Cinco-marias

por Eugênia Pickina

 

Deixe a criança entediar-se, por favor! 


Cresci brincando no chão, entre formigas. De uma infância livre e sem comparamentos. Eu tinha mais comunhão com as coisas do que comparação
. (Manoel de Barros) 


Experimentar o tédio é fundamental na infância. 

Os pais não necessitam preencher toda a agenda do filho com atividades extracurriculares. Pelo contrário, impedir que uma criança viva a cada dia momentos sem nada para fazer, prejudica o desenvolvimento da sua personalidade, da sua emocionalidade.

Grande aliado da imaginação, o tédio impulsiona a criança a ser para si mesma uma companhia agradável. E toda criança, sentindo-se entediada, se abre à curiosidade, pondo-se a inventar algo para brincar…

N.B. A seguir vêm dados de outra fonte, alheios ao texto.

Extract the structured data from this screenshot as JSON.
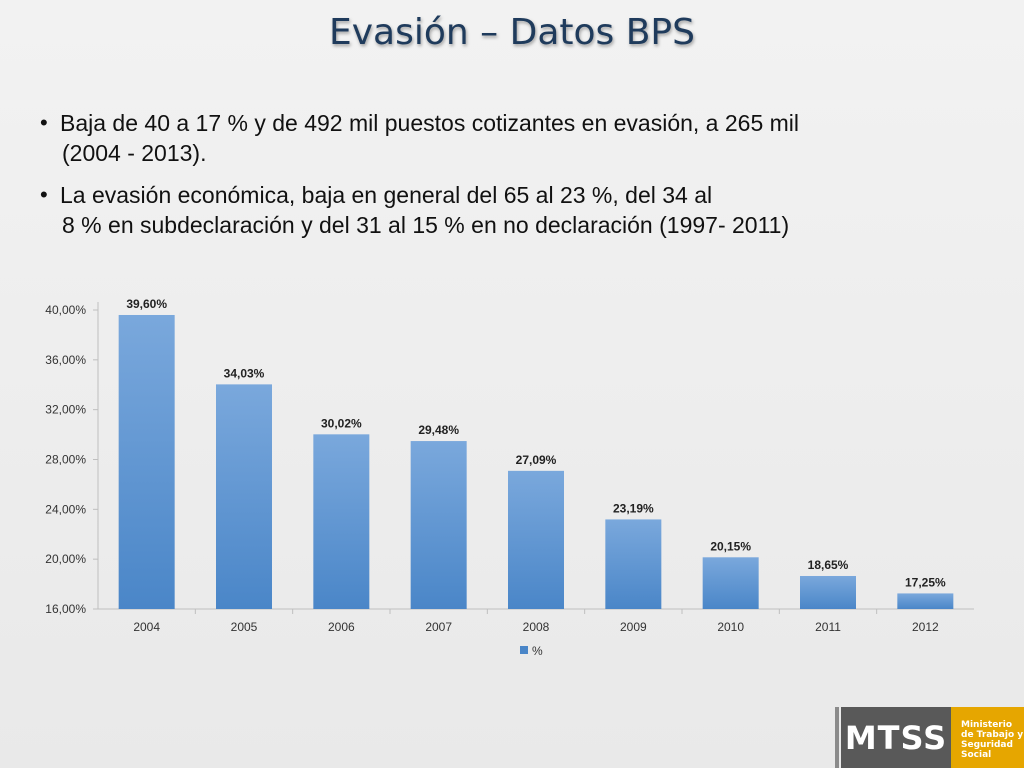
{
  "slide": {
    "title": "Evasión – Datos BPS",
    "bullets": [
      {
        "lines": [
          "Baja de 40 a 17 % y de 492 mil puestos cotizantes en evasión, a 265 mil",
          "(2004 - 2013)."
        ]
      },
      {
        "lines": [
          "La evasión económica, baja en general del 65 al 23 %, del 34 al",
          "8 % en subdeclaración y del 31 al 15 % en no declaración (1997- 2011)"
        ]
      }
    ]
  },
  "chart_data": {
    "type": "bar",
    "categories": [
      "2004",
      "2005",
      "2006",
      "2007",
      "2008",
      "2009",
      "2010",
      "2011",
      "2012"
    ],
    "series": [
      {
        "name": "%",
        "values": [
          39.6,
          34.03,
          30.02,
          29.48,
          27.09,
          23.19,
          20.15,
          18.65,
          17.25
        ]
      }
    ],
    "data_labels": [
      "39,60%",
      "34,03%",
      "30,02%",
      "29,48%",
      "27,09%",
      "23,19%",
      "20,15%",
      "18,65%",
      "17,25%"
    ],
    "y_ticks": [
      16,
      20,
      24,
      28,
      32,
      36,
      40
    ],
    "y_tick_labels": [
      "16,00%",
      "20,00%",
      "24,00%",
      "28,00%",
      "32,00%",
      "36,00%",
      "40,00%"
    ],
    "ylim": [
      16,
      40
    ],
    "grid": false,
    "legend_position": "bottom",
    "colors": {
      "bar_top": "#7aa8dc",
      "bar_bottom": "#4a86c8",
      "axis": "#bfbfbf"
    }
  },
  "logo": {
    "main": "MTSS",
    "text_lines": [
      "Ministerio",
      "de Trabajo y",
      "Seguridad",
      "Social"
    ]
  }
}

Experimente deixar seu filho realmente sem fazer nada. Leve-o para fora de casa, se possível – quintal, pátio, pracinha do bairro. Depois de um tempo, observe-o: ele começará a procurar pedrinhas, mexerá nas plantinhas, investigará vasos, árvores e coisas que o sensibilize de alguma forma e, na sequência, brincará animado e concentrado.

Ao contrário do que muita gente pensa, momentos ociosos embasam o brincar livre, possibilitando que a criança explore o mundo, desenvolva habilidades físicas, coordenação motora, habilidades sociais (empatia, por exemplo), instigando a coragem para lidar com os pequenos desafios, para avaliar os riscos que emergem de situações nascidas da própria rotina. No parquinho do edifício, por exemplo, uma meninazinha poderá refletir consigo mesma: “será que hoje eu consigo balançar mais alto?”

Quando pensamos na interação dos pais com a criança, não estamos dizendo os pais brincando com o filho ou a filha o tempo todo. Na realidade, a criança precisa de tempo de solidão, quando ela é deixada sozinha com seus brinquedos – carrinhos, blocos, bonecas –, papel, lápis de cor, tinta… Basta dizer a ela: “nada de TV agora, nada de tablet. Vai brincar com seus brinquedos. Vai inventar, vai desenhar…”

E sempre que puder, leve seu filho para correr e brincar ao ar livre. Se cair e se machucar, ele vai perceber que aquela dor aguda, do momento, passará, e esse aprendizado será benéfico para o tempo da adolescência. Porque a dor de ser superprotegido, impedido de crescer, é absolutamente (mais) difícil de ser sanada: e que dias duros serão aqueles, quando a vida exigir avanços – e que nunca se dão envoltos em papel de seda.

Um abraço, feliz semana!

Notinha

Existem muitas definições de tédio. Transcrevo aqui uma que faz sentido: “é uma experiência aversiva de querer, mas não conseguir, se engajar em uma atividade satisfatória”(John Eastwood, pesquisador canadense). O tédio aparece quando não temos estímulos, e piora quanto mais obcecados estivermos com eles. Sei, por experiência, que não devemos temer o tédio, mas aceitá-lo e aproveitá-lo. Com isso, somos impelidos a explorar novas ideias e escolhas, ou seja, abrimo-nos a possibilidades criativas. E, no caso das crianças, permitir sim que elas experimentem o tédio, que fiquem momentos do dia ociosas, porque isso dará oportunidade a um fiel aliado do próprio tédio: a imaginação. É um fato: sem a capacidade de se entediar, o ser humano dificilmente teria feito conquistas artísticas e tecnológicas.